10. Produce `observability-cost-readiness.md` (signal inventory, alarm→SLO→runbook map, retention, budget/anomaly config, FinOps tag-coverage, commitment posture) plus the gap list with ADR candidates and the named handoff list. Validate against observability-, deployment-standards, naming-conventions, and architecture-schema.
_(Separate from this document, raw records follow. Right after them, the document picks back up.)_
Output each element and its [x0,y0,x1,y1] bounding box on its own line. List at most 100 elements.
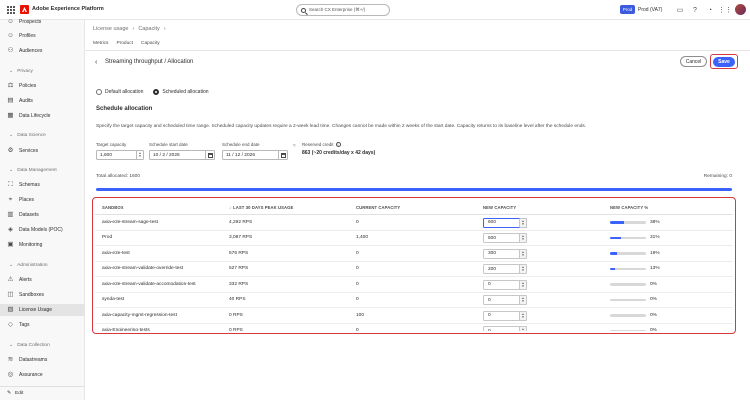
sidebar-section-data-collection[interactable]: ⌄ Data Collection [9,342,50,348]
current-capacity: 0 [356,250,359,256]
sidebar-section-data-management[interactable]: ⌄ Data Management [9,167,57,173]
table-body: axia-e2e-stream-sage-test 4,292 RPS 0 600 ▲ ▼… [95,215,733,331]
monitoring-icon: ▣ [7,240,14,248]
sidebar-item-monitoring[interactable]: ▣ Monitoring [0,239,84,251]
stepper-icon[interactable]: ▲▼ [519,217,527,228]
sidebar-item-audits[interactable]: ▤ Audits [0,95,84,107]
sidebar-item-assurance[interactable]: ◎ Assurance [0,369,84,381]
avatar[interactable] [735,4,746,15]
default-allocation-radio[interactable]: Default allocation [96,89,143,95]
sidebar-item-prospects[interactable]: ☺ Prospects [0,16,84,28]
col-new-capacity-pct[interactable]: New capacity % [610,205,648,210]
new-capacity-input[interactable]: 200 ▲ ▼ [483,264,527,274]
stepper-icon[interactable]: ▲▼ [519,310,527,321]
tab-metrics[interactable]: Metrics [93,41,108,46]
sidebar-item-data-models[interactable]: ◈ Data Models (POC) [0,224,84,236]
apps-grid-icon[interactable]: ⋮⋮ [718,6,732,14]
adobe-logo[interactable] [20,5,29,14]
sandbox-switcher[interactable]: Prod (VA7) [638,7,662,13]
back-arrow-icon[interactable]: ‹ [95,59,97,66]
col-new-capacity[interactable]: New capacity [483,205,516,210]
start-date-field[interactable]: 10 / 2 / 2026 [149,150,215,160]
sidebar-item-label: Datastreams [19,357,48,363]
breadcrumb: License usage › Capacity › [93,26,166,32]
sidebar-item-license-usage[interactable]: ▧ License Usage [0,304,84,316]
places-icon: ⌖ [8,195,13,203]
table-row: axia-e2e-stream-validate-override-test 52… [95,262,733,277]
table-header: Sandbox ↓ Last 30 days peak usage Current… [95,200,733,215]
sidebar-item-schemas[interactable]: ⛶ Schemas [0,179,84,191]
stepper-icon[interactable]: ▲▼ [136,151,143,159]
sidebar-item-policies[interactable]: ⚖ Policies [0,80,84,92]
info-icon[interactable]: i [335,142,341,147]
sidebar-item-label: Data Lifecycle [19,113,51,119]
new-capacity-pct: 38% [650,219,660,225]
cancel-button[interactable]: Cancel [680,56,707,67]
sidebar-item-services[interactable]: ⚙ Services [0,145,84,157]
sidebar-item-audiences[interactable]: ⚇ Audiences [0,45,84,57]
col-current-capacity[interactable]: Current capacity [356,205,400,210]
sidebar-item-places[interactable]: ⌖ Places [0,194,84,206]
sidebar-section-data-science[interactable]: ⌄ Data Science [9,132,46,138]
total-allocated: Total allocated: 1600 [96,174,141,179]
radio-unchecked-icon [96,89,102,95]
new-capacity-input[interactable]: 0 ▲▼ [483,310,527,321]
new-capacity-input[interactable]: 300 ▲ ▼ [483,248,527,259]
scheduled-allocation-radio[interactable]: Scheduled allocation [153,89,209,95]
stepper-icon[interactable]: ▲▼ [519,326,527,331]
breadcrumb-license-usage[interactable]: License usage [93,26,128,32]
search-input[interactable]: Search CX Enterprise (⌘+/) [296,4,390,16]
start-date-label: Schedule start date [149,142,188,147]
policies-icon: ⚖ [7,81,14,89]
save-button[interactable]: Save [713,57,735,67]
new-capacity-input[interactable]: 0 ▲▼ [483,326,527,331]
tab-product[interactable]: Product [116,41,133,46]
audiences-icon: ⚇ [7,46,14,54]
sidebar-item-profiles[interactable]: ☺ Profiles [0,30,84,42]
stepper-icon[interactable]: ▲▼ [519,279,527,290]
sidebar-edit-button[interactable]: ✎ Edit [0,386,84,400]
prod-badge[interactable]: Prod [620,5,635,14]
sidebar-item-datastreams[interactable]: ≋ Datastreams [0,354,84,366]
calendar-icon[interactable] [205,151,214,159]
sidebar-section-administration[interactable]: ⌄ Administration [9,262,48,268]
stepper-icon[interactable]: ▲▼ [519,295,527,305]
chevron-down-icon: ⌄ [9,167,14,173]
breadcrumb-capacity[interactable]: Capacity [138,26,159,32]
app-switcher-icon[interactable] [7,6,15,14]
end-date-value: 11 / 12 / 2026 [226,152,255,158]
new-capacity-pct-bar [610,252,646,255]
help-icon[interactable]: ? [691,6,699,14]
new-capacity-pct-fill [610,221,624,224]
col-sandbox[interactable]: Sandbox [102,205,124,210]
col-peak-usage-label: Last 30 days peak usage [233,204,294,210]
stepper-icon[interactable]: ▲▼ [519,264,527,274]
end-date-field[interactable]: 11 / 12 / 2026 [222,150,288,160]
new-capacity-input[interactable]: 500 ▲ ▼ [483,233,527,243]
calendar-icon[interactable] [278,151,287,159]
brand-name[interactable]: Adobe Experience Platform [32,6,104,12]
sidebar-item-data-lifecycle[interactable]: ▦ Data Lifecycle [0,110,84,122]
stepper-icon[interactable]: ▲▼ [519,233,527,243]
sidebar-item-label: Assurance [19,372,43,378]
notifications-icon[interactable]: ◔ [706,6,714,14]
stepper-icon[interactable]: ▲▼ [519,248,527,259]
col-peak-usage[interactable]: ↓ Last 30 days peak usage [229,205,293,210]
chat-icon[interactable]: ▭ [676,6,684,14]
new-capacity-input[interactable]: 600 ▲ ▼ [483,217,527,228]
target-capacity-field[interactable]: 1,600 ▲ ▼ [96,150,144,160]
sidebar-item-tags[interactable]: ◇ Tags [0,319,84,331]
new-capacity-pct-bar [610,314,646,317]
sidebar-item-alerts[interactable]: ⚠ Alerts [0,274,84,286]
new-capacity-input[interactable]: 0 ▲▼ [483,279,527,290]
tab-capacity[interactable]: Capacity [141,41,160,46]
sidebar-item-sandboxes[interactable]: ◫ Sandboxes [0,289,84,301]
peak-usage: 527 RPS [229,266,249,272]
new-capacity-input[interactable]: 0 ▲▼ [483,295,527,305]
section-label: Privacy [17,68,33,74]
section-label: Data Collection [17,342,50,348]
sidebar-item-datasets[interactable]: ▥ Datasets [0,209,84,221]
current-capacity: 0 [356,328,359,331]
sidebar-section-privacy[interactable]: ⌄ Privacy [9,68,33,74]
peak-usage: 3,087 RPS [229,235,253,241]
Revise until all pass or the gap is documented.

## Outputs

Required:

- CloudWatch metrics + ADOT collection wiring for the runtime primitives.
- Structured CloudWatch Logs with tier-based retention and PII/secret redaction.
- X-Ray/ADOT tracing with context propagation and trace↔log correlation.
- SLO dashboards and alarms, each tied to an SLO/failure mode, severity, destination, runbook.
- AWS Budgets (owner + breach action), Cost Anomaly Detection, Cost Explorer tag-dimension views.
- FinOps tag-coverage report consuming the org-defined keys (not redefining them).
- Savings Plans / RI commitment posture with a coverage target.
- `observability-cost-readiness.md`, the gap list with ADR candidates, and the named handoff list.

Output rules:

- IaC-ready definitions, not click-ops or prose-only; not the Terraform module/state mechanics.
- No orphan alarms; no PII/secrets in log groups; no budget without an owner and a breach action.
- The mandatory tag policy is consumed, not redefined or re-enforced here.
- Org/tag-policy enforcement, network/identity, runtime, DR, and IaC mechanics are named handoffs.

## Quality checks

- [ ] Observability substrate, alert destinations, and runbook hooks are sourced from `architecture/operations`; cost budgets and commitment strategy from `architecture/performance` (or an ADR candidate is raised).
- [ ] The mandatory tag keys are consumed from `aws-account-and-organization-topology`; this skill does not redefine or re-enforce the tag policy.
- [ ] The workload emits metrics, structured logs, and propagated traces; trace↔log correlation works.
- [ ] Log retention is tier-based and PII/secrets are redacted in the pipeline (never reach the log group).
- [ ] Every alarm maps to an SLO or failure mode, with tier severity, an upstream destination, and a named runbook — no orphans.
- [ ] AWS Budgets have an owner and a defined breach action; Cost Anomaly Detection is wired to a destination.
- [ ] Cost Explorer views and cost allocation use the org-defined tag dimensions; an untagged-resource/tag-coverage report exists.
- [ ] Savings Plans / RI posture has a coverage target tied to steady baseline load per `architecture/performance`.
- [ ] Each alarm was test-fired to its destination and the budget breach action confirmed routable, or the gap is documented.
- [ ] Org/tag-policy enforcement, network/identity, runtime, DR, and IaC mechanics are named handoffs.

## References

- Upstream: [`architecture/operations`](../../../../architecture/operations/SKILL.md), [`architecture/performance`](../../../../architecture/performance/SKILL.md).
- Builds on: [`aws-workload-runtime-and-deployment`](../aws-workload-runtime-and-deployment/SKILL.md) (the runtime this skill instruments).
- Consumes the tag policy from: [`aws-account-and-organization-topology`](../aws-account-and-organization-topology/SKILL.md) (mandatory tag keys + enforcement).
- Related aws archetype skills: [`aws-network-and-identity-foundation`](../aws-network-and-identity-foundation/SKILL.md), [`aws-dr-and-multi-region-readiness`](../aws-dr-and-multi-region-readiness/SKILL.md).
- IaC mechanics handoff: the `terraform` Family H skills own module/state/plan/apply.
- Standards: [`observability-standards`](../../../../../standards/observability-standards/README.md), [`deployment-standards`](../../../../../standards/deployment-standards/README.md), [`naming-conventions`](../../../../../standards/naming-conventions/README.md), [`architecture-schema`](../../../../../standards/architecture-schema/README.md).